Give those two a try (there are many more!) to get a feel for things.
The connectivity structure of a network may mean that there are distinct regions within it that are relatively cut off from one another while being well connected internally. In network science these regions are known as communities and many algorithms have been developed to perform community detection (this is analagous to cluster detection in multivariate data). Many of these only work on undirected graphs, so before trying them we will open an undirected version of the graph we have been looking at.
UG <- read_graph('network/network_.graphml', format='graphml')
intersections$community <- as.factor(membership(cluster_louvain(UG)))
tm_shape(road_segments) +
tm_lines() +
tm_shape(intersections) +
tm_dots(col='community', style='cat')
In a relatively well connected network, it is surprising that community detection can work at all (since everywhere is pretty much connected to everywhere else!) but even so the groupings identified by this method are interesting to explore and relate to our understanding of the geography of central Wellington. There are quite a few other methods available, but my experiments suggest that for these data only cluster_louvain, cluster_spinglass and cluster_edge_betweenness have much luck. Give each a try, and see what you think. Is there any way to determine which partition is the most ‘correct’?
Having determined some communities of possible interest, it may be instructive to visualize these in the network space, determined by network structure.

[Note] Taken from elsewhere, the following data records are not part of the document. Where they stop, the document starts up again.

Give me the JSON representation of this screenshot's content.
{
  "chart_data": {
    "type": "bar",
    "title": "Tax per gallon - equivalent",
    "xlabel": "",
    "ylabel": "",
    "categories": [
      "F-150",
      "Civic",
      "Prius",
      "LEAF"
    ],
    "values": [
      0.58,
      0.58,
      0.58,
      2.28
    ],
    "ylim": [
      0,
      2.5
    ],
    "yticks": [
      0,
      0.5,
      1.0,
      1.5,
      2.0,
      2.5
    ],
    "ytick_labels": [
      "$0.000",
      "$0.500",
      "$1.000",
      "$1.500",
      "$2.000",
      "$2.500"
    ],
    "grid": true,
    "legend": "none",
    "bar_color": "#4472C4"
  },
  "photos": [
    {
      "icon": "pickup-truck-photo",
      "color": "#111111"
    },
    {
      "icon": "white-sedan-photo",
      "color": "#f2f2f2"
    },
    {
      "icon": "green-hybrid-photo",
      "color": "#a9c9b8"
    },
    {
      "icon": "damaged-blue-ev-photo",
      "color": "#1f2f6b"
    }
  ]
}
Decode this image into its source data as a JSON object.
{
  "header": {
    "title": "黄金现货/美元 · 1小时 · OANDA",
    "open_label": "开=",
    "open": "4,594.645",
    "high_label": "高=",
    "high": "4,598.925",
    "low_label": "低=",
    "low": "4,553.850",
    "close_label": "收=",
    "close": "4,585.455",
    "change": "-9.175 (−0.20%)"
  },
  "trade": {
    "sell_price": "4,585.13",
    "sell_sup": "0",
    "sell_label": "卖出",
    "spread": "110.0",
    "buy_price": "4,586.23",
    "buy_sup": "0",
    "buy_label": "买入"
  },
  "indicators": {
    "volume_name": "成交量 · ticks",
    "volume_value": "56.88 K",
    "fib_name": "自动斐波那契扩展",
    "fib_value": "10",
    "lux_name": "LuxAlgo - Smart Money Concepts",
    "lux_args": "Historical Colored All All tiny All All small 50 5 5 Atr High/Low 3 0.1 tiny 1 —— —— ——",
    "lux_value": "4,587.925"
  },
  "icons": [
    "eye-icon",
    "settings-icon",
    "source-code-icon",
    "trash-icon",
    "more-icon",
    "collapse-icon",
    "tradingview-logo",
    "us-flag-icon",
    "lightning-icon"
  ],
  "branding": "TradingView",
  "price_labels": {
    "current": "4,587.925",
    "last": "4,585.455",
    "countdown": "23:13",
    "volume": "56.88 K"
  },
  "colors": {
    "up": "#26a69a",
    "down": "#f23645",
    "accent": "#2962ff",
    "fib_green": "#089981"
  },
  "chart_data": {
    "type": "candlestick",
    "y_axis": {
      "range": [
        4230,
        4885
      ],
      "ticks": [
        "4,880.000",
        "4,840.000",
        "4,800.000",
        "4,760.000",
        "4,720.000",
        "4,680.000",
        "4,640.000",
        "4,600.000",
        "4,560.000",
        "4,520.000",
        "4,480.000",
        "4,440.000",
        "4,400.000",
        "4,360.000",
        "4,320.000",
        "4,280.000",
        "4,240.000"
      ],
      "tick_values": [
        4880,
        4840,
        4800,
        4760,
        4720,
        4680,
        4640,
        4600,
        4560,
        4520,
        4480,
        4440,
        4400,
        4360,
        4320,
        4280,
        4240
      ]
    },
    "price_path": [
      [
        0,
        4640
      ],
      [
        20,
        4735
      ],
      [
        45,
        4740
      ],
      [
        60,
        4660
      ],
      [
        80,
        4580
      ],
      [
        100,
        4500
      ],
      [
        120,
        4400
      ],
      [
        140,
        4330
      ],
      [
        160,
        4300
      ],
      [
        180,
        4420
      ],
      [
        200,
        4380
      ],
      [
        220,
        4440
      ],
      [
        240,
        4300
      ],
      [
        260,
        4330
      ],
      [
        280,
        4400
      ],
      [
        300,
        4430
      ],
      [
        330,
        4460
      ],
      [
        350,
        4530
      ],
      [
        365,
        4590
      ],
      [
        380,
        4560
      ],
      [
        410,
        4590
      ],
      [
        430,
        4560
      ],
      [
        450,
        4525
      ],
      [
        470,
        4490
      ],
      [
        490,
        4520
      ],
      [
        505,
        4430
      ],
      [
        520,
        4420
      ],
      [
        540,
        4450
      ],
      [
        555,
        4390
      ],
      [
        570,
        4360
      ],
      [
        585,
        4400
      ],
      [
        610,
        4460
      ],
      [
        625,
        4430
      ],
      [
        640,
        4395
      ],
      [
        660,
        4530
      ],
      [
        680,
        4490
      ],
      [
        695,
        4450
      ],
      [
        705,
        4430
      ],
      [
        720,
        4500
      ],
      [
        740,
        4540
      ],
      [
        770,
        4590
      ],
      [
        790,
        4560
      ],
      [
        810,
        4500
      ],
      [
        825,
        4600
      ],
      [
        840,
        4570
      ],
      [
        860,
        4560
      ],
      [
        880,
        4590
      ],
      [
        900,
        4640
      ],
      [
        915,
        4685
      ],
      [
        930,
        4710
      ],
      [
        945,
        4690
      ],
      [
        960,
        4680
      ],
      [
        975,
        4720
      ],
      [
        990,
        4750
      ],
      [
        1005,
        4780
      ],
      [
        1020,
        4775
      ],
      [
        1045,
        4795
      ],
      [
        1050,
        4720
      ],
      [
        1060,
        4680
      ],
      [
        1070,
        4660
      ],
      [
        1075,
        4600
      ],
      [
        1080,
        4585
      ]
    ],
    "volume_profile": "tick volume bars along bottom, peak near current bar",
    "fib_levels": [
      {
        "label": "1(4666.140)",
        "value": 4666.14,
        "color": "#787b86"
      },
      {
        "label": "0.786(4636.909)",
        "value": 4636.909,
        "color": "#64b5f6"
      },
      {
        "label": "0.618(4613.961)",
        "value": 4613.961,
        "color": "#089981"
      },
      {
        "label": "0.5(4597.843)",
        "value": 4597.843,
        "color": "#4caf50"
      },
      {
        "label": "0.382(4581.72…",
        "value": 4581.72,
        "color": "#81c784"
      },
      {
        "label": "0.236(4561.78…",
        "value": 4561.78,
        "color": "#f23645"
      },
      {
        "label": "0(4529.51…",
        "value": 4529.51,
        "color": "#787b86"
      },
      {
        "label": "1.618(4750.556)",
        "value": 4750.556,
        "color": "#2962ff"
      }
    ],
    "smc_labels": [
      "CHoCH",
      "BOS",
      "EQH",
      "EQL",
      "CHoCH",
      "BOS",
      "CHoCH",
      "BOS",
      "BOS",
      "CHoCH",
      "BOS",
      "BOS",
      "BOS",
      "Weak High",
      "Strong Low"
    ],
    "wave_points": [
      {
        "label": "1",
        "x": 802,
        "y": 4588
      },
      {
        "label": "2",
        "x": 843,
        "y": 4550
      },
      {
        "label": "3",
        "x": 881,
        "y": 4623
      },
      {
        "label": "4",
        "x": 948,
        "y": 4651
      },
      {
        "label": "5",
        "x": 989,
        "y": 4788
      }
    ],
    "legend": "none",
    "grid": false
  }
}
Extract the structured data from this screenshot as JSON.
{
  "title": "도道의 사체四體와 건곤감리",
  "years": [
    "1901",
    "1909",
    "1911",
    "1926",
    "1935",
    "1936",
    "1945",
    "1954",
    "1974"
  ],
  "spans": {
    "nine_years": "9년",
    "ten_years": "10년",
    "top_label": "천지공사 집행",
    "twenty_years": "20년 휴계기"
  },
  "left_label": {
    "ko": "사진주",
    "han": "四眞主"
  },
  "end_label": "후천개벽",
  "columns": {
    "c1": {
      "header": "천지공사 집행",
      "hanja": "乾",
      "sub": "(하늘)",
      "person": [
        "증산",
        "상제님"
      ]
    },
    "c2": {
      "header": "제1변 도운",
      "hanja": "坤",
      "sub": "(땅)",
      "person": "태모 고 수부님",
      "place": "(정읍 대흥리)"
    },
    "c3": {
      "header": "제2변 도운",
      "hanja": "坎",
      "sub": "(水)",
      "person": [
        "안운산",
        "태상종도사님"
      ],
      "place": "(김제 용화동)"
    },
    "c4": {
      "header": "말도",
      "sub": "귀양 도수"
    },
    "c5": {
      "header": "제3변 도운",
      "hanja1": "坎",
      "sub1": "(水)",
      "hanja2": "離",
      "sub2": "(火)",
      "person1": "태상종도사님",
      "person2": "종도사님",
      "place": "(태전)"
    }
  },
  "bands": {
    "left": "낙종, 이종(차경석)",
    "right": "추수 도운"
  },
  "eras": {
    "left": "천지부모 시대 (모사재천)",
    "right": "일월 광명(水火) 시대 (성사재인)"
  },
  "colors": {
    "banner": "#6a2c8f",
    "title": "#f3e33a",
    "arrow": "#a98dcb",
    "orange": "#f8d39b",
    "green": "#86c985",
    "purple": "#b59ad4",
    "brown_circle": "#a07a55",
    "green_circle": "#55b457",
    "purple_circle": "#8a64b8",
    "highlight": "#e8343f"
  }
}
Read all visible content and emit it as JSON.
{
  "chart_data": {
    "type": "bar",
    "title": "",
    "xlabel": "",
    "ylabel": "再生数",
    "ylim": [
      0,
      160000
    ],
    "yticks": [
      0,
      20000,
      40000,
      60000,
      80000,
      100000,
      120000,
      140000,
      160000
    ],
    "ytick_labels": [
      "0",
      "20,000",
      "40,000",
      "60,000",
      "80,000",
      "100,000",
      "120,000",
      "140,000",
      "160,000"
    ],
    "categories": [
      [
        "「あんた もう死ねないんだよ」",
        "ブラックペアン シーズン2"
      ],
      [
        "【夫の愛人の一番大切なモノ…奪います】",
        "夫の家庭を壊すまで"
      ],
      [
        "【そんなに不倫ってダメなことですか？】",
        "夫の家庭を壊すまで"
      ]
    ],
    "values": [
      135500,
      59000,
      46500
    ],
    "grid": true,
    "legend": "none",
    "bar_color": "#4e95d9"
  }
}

ggraph(G, layout='igraph', algorithm='mds') +
geom_edge_link(colour='grey', width=0.5) +
geom_node_point(aes(colour=intersections$community)) +
coord_equal() +
theme_graph()
## Warning: Existing variables `x`, `y` overwritten by layout variables
Hopefully this has given you a taste of how different the world can look when we start to consider not just simple Euclidean distances among things, but to consider their connectivity in other ways. It is worth emphasizing that a street network (even in Wellington!) is not very different to an open space in terms of the connection it affords between places. When we consider much less geographically coherent networks (such as airlines, Internet, etc.) then the ‘space’ opened up for exploration can be very different indeed.